No debate energético, o que será melhor para o transporte coletivo?

Trata-se de uma pergunta do milhão. Para muitos, a eletricidade tende a ser o recurso protagonista, enquanto que outros afirmam que a multiplicidade de combustíveis serão a vez na propulsão de veículos comerciais

Recentemente, a Abiogás passou a ter uma nova presidente-executiva. Trata-se de Josiani Napolitano, que chega à função em meio a grandes desafios em torno da cadeia do biometano no sistema de transporte sobre pneus.
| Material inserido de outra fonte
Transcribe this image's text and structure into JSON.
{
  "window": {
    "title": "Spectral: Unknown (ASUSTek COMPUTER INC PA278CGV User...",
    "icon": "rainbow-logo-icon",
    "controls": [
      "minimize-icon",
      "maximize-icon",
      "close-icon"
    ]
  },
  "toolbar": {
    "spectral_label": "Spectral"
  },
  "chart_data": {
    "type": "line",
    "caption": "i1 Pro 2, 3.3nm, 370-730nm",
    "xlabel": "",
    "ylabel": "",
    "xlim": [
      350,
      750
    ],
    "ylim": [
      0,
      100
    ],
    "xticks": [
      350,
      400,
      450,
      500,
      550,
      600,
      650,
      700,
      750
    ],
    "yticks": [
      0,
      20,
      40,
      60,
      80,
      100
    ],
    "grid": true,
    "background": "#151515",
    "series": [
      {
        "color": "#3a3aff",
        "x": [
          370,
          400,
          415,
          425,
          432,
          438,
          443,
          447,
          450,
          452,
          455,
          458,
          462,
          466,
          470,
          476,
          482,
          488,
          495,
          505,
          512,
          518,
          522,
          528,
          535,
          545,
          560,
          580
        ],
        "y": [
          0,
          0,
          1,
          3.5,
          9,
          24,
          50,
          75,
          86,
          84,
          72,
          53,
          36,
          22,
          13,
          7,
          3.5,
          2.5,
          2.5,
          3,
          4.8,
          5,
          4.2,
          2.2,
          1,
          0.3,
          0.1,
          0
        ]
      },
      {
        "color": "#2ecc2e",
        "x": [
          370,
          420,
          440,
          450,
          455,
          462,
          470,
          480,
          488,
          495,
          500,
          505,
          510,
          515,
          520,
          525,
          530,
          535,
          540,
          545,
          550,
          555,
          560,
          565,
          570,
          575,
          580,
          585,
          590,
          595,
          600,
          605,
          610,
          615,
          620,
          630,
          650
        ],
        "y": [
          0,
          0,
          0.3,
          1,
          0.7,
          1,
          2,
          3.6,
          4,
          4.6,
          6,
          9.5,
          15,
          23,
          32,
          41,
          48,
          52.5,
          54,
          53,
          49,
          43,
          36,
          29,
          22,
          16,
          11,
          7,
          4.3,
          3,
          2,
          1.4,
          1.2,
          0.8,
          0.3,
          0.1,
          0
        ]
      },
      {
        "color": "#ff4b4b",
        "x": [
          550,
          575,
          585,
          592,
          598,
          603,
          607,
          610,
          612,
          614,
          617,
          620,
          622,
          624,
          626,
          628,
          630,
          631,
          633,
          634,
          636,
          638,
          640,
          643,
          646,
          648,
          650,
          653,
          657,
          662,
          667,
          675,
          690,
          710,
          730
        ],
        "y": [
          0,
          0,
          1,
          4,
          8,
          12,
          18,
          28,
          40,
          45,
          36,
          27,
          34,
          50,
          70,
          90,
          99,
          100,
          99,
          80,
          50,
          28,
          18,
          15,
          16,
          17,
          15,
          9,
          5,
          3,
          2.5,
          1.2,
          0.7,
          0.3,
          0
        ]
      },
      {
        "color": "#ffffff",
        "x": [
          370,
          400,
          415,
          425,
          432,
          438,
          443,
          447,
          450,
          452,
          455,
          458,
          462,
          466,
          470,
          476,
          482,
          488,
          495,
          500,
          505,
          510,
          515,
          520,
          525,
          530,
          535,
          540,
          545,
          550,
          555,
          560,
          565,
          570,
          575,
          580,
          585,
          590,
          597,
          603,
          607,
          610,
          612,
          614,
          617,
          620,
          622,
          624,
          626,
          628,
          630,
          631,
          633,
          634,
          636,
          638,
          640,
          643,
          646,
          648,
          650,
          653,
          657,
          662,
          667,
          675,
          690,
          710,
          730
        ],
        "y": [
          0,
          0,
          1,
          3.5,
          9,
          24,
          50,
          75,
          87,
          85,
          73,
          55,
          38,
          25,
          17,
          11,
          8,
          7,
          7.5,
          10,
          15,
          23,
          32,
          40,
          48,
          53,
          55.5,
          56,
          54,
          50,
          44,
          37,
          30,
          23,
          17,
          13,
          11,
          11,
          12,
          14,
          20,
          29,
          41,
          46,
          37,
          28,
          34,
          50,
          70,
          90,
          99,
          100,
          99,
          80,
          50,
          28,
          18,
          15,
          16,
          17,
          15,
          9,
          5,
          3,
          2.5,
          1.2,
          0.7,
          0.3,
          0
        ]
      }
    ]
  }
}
Curiosamente, ela veio de um setor que é o concorrente direto quando se fala em propulsão limpa para veículos – o elétrico -, onde trabalhou por quase 30 anos, em áreas variadas e empresas multinacionais, com destaque para as relações institucionais.

Segundo ela, no contexto da vulnerabilidade de países dependentes de combustíveis fósseis importados e do incentivo ao processo de descarbonização do transporte comercial sobre pneus, o uso do biometano tem um potencial enorme que é viável e pode sim ser uma fonte energética capaz de suprir as demandas relacionadas à redução das emissões poluentes. “Nós, da Abiogás, acreditamos que as tecnologias limpas possam complementar no setor do transporte. Há espaço para a eletricidade, assim como há oportunidades para os biocombustíveis, como o biometano. Contudo o referido biocombustível traz grandes vantagens, pois transforma passivo ambiental em combustível limpo, se adapta muito bem às condições operacionais e pode substituir o diesel em grandes proporções na cadeia energética do transporte”, destacou Josiani.

Em relação aos desafios em promover o combustível renovável junto ao setor transportador, a executiva salientou que Brasil é um dos países mais bem posicionados para liderar essa agenda ambiental, de descarbonização, sendo que poucos setores conseguem reunir simultaneamente atributos tão relevantes: produção local, aproveitamento energético de resíduos, desenvolvimento regional, redução de emissões, flexibilidade operativa e integração entre os setores elétrico, industrial e de combustíveis. “O Brasil se difere por ter grandes fontes geradoras de biometano, podendo alcançar uma produção expressiva decorrente de vários setores, como o agro, os lixões e resíduos. Além disso, temos tecnologia capaz de suprir toda a demanda”.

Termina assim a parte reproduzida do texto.